ゆっくりやると速くなる

最近、ファストフードに対する「スローフード」(要するに、ちゃんとした食事のことだ)とか、そこから話を生活全体に広げた「スローライフ」という概念が広まりつつあるようだ。スローライフは「(食事を中心とする)生活全般に時間をかけよう、それが豊かさというものだ」という考え方ではないかと思う。そうだとしたら僕も賛成だ。

スローライフという新しい概念が生まれるのは、今のところ我々の生活はファストライフだからである。とにかく忙しいので生活なんかに時間をかけらていられないのだ。では生活以外の何に時間をかけているのかというと、経済活動である。経済活動というのは「お金と交換で、他人に何かをしてあげたり他人に何かをしてもらったりすること」である。我々はお金を稼いだり使ったりするのに忙しいのだ。

生活とは「自分の身体の世話」である。「自分のことは自分でやる」というのが生活の基本で、自分のことを自分でやったらお金を稼ぐことはできないが払う必要もない。生活というのは本来、経済活動の外側にあるものなのだ。生活にお金をかけるほど生活感や生活臭がなくなるのは、経済活動によって生活そのものが消えていくからだ。逆に、お金をかけずに「自分のやりたいことを自分でやる」のは、生活に時間をかけることになるからスローライフである。

20世紀にはスローというと何か鈍くさい感じがしたが、それは20世紀が「時は金なり」の時代だったからだろう。「時は金なり=何ごとも速くやるほど儲かる」という考え方のもとでは「スロー」は否定される。スローというのは「生産性が低い」ということだからである。
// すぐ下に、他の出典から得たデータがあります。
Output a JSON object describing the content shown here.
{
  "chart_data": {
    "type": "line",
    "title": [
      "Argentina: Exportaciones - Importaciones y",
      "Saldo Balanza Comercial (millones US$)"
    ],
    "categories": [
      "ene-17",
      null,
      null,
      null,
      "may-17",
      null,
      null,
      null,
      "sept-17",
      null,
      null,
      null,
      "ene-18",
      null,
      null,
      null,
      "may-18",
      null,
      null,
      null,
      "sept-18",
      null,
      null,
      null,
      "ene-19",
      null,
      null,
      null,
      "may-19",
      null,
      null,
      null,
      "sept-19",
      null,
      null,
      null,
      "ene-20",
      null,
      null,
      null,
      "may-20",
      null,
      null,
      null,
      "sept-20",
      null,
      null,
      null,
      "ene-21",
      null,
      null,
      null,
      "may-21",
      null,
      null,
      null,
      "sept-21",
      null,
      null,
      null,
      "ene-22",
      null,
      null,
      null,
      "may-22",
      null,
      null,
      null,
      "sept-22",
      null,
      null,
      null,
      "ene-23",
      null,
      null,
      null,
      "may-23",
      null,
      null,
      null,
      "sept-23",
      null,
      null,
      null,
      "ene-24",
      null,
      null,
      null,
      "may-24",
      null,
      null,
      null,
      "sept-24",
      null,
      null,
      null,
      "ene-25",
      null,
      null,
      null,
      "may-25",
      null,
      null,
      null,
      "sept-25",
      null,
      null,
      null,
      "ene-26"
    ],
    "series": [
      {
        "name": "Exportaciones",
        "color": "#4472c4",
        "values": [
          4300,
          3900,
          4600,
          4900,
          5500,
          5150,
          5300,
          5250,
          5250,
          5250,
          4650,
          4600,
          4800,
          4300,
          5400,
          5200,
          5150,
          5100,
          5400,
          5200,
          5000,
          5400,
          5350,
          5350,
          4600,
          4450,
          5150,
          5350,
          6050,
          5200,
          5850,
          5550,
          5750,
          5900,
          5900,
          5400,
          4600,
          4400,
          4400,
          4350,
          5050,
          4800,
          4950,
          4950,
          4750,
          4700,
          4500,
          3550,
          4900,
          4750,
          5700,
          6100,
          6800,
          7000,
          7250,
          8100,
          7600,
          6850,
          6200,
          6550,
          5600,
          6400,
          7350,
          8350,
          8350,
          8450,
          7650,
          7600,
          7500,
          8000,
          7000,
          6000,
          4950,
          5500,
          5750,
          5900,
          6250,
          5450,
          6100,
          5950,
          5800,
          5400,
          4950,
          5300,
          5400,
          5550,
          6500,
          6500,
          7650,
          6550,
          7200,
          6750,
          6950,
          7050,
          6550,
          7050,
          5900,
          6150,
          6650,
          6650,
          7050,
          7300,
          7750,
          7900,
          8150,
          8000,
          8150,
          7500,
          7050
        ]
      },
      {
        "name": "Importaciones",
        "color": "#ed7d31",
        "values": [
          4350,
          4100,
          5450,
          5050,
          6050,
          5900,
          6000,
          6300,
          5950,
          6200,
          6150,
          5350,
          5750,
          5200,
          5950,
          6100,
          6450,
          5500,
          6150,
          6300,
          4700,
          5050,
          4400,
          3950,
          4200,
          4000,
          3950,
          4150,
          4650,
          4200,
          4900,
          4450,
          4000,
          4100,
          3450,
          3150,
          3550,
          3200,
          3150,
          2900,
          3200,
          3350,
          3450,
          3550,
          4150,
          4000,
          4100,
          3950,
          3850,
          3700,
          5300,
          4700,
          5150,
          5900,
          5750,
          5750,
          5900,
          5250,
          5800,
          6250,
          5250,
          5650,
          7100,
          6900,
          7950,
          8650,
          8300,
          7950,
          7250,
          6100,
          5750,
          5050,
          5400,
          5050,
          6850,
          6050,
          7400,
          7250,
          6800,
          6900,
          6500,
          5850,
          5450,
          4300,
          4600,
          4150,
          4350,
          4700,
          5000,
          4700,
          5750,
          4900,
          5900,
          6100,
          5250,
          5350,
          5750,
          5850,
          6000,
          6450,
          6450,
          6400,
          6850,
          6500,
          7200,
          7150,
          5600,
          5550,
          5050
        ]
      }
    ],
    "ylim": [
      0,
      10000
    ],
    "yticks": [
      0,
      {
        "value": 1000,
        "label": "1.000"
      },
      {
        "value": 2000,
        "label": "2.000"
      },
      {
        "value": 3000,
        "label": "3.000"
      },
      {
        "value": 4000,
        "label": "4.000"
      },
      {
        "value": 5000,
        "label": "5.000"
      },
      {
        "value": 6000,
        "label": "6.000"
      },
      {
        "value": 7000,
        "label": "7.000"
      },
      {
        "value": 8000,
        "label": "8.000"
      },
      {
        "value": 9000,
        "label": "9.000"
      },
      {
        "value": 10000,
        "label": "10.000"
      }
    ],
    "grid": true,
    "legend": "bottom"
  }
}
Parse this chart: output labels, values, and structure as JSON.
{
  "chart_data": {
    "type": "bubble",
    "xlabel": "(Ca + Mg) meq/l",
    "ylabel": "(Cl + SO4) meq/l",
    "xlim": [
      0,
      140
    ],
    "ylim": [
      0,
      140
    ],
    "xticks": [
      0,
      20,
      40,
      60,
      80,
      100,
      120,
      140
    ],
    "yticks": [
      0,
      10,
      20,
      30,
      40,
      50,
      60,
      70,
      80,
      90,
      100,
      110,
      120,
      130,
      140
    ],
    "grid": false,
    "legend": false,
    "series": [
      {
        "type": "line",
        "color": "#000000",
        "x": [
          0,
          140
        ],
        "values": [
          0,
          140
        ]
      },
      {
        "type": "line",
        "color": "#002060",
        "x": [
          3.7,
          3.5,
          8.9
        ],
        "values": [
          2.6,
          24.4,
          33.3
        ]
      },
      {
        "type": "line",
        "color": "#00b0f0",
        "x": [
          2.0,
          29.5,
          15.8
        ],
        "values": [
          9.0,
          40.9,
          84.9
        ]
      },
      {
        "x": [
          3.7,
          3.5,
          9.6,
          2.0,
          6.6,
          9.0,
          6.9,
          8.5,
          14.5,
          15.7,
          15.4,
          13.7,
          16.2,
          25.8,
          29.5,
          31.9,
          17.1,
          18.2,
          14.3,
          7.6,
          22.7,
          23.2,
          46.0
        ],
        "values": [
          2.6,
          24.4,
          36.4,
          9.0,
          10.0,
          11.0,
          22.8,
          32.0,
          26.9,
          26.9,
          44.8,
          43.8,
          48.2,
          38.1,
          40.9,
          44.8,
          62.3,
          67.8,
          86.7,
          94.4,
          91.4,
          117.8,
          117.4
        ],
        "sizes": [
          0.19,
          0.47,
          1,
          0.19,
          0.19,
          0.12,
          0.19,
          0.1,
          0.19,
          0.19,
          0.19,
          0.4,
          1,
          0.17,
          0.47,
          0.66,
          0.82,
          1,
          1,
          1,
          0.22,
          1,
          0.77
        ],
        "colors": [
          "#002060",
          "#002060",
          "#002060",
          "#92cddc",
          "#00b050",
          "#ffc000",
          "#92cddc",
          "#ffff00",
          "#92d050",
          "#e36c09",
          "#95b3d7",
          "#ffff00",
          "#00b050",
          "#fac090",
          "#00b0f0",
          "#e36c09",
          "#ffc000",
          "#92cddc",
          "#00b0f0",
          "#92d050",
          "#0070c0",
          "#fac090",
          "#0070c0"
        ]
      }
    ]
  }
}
しかし、スローを否定して生産性を上げていった結果、今では生産力が過剰になってデフレに陥っている。生産過剰でデフレになった世界では「速くやるほど儲かる」という考え方は必ずしも成り立たない。したがってスローを否定する根拠はもうない。

時間をかけてゆっくりやるのは「丁寧に」やることでもある。速くやれば、雑になる。「速く丁寧に」できれば一番いいのだが、いきなりは無理なので最初は「ゆっくり丁寧に」か「速く雑に」のどちらかになる。スローを否定する20世紀的価値観で生きてきた人間は、何でもとりあえず「雑にでもいいから速く」やろうとしがちである。でもそうすると雑なやり方が身に付いて後で困ることになる。

「雑に速く」を繰り返していても自然に「丁寧に速く」できるようにはならない。「雑に速く」から「丁寧に速く」に移行するには、「雑なやり方」をやめて「丁寧なやり方」を身に付け直す必要がある。一度身に付いたやり方を変えるのは心理的抵抗もあって大変である。一方「ゆっくり丁寧に」を繰り返していると、いつの間にか「速く丁寧に」できるようになる。「ゆっくり丁寧」から「速く丁寧」に変化するのは「同じ作業のスピードを上げるだけ」だからやり方を変える必要がない。しかも、同じことを繰り返していればスピードは勝手に上がるものだ。

スローライフとはゆっくり丁寧に生活することである。忙しくても「ゆっくり丁寧」を心がけて暮らしていると、知らないうちにいろんなことがだんだん速く丁寧にできるようになり、時間のゆとりが生まれるはずである。その時間はぼおっとするなり何なり自由に使える。それが生活が豊かになるということなのだ。